Snowden has been careful to portray his life in Russia as normal, boring but contented. "You know, I think there are guys who are just hoping to see me sad," he told the Guardian in July. "And they’re going to continue to be disappointed.
"I don’t live in absolute secrecy. I live a pretty open life. But I don’t want to be a celebrity, I don’t want to go somewhere and have people pay attention to me, just as I don’t want to do that in the media.
"There are much more important issues in the world than me and what’s going on in my life and we should be focusing on those.
"I don’t detect surveillance oppressively, actively, but I think it’s reasonable to assume that I am under surveillance.

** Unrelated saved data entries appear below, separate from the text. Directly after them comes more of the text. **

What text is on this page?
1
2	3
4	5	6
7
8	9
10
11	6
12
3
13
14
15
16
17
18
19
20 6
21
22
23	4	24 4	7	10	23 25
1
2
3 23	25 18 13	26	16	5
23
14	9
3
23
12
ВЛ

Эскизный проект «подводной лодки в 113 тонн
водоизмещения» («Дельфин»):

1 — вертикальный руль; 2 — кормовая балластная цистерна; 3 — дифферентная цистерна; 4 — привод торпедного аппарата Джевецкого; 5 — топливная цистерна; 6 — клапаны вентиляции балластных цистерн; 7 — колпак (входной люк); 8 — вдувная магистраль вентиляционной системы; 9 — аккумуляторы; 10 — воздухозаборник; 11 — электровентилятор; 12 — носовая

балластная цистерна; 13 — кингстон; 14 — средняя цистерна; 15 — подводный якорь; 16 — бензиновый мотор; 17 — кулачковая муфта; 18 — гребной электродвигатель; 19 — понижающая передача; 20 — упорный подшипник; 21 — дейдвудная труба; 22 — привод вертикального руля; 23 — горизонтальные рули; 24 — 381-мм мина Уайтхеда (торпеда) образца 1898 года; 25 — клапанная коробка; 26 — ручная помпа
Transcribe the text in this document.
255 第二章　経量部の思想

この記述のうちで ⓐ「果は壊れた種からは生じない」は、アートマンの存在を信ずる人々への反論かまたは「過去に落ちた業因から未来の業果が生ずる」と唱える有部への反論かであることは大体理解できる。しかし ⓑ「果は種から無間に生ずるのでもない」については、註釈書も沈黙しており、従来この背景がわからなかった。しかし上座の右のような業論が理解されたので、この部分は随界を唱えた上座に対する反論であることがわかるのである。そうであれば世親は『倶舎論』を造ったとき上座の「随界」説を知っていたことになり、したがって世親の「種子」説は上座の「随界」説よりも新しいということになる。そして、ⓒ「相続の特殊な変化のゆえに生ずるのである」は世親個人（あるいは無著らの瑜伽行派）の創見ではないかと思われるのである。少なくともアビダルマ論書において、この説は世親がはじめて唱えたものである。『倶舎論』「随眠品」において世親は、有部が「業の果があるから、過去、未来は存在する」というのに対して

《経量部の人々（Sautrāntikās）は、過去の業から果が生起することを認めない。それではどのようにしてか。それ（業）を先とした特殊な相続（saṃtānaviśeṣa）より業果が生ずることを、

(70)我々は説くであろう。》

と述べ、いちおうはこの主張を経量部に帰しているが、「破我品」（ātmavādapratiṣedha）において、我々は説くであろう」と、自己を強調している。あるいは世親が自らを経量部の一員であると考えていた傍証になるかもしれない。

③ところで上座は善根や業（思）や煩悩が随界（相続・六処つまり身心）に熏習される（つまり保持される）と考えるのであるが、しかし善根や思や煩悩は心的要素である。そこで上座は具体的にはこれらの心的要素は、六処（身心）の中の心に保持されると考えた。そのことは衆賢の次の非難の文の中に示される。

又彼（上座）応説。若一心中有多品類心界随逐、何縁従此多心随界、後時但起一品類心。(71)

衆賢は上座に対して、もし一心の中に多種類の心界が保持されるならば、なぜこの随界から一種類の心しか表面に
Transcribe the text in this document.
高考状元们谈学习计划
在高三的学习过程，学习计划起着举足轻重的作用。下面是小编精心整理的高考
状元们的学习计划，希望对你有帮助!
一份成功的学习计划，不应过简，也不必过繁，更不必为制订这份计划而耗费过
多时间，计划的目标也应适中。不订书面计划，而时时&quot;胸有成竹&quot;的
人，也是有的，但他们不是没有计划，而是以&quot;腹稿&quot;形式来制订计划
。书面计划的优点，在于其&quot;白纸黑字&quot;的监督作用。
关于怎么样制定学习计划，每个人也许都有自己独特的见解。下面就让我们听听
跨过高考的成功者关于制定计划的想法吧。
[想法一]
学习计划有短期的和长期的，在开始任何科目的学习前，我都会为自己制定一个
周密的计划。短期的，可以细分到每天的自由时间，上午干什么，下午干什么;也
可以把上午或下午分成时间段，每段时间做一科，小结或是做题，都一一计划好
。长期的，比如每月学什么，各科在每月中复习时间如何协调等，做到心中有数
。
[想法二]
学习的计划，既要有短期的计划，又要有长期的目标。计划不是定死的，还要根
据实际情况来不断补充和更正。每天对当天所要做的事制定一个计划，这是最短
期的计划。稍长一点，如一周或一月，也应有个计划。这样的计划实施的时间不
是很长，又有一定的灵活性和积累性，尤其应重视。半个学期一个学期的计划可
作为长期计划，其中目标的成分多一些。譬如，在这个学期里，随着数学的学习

Anyone in my position surely is subject to some surveillance but you take the precautions you can to make sure that even if you are under surveillance, there’s no sensitive information for you to expose.
He did not mention Mills in the interview, though she is believed to have already joined him in Russia by the time that interview took place.
But he said he was able to spend time doing normal things, taking a tourist boat around Moscow, or shopping for food. "What I buy at the grocery store shouldn’t really be of interest to anyone. I get recognised. It’s a little awkward at times because my Russian’s not as good as it should be. I’m still learning."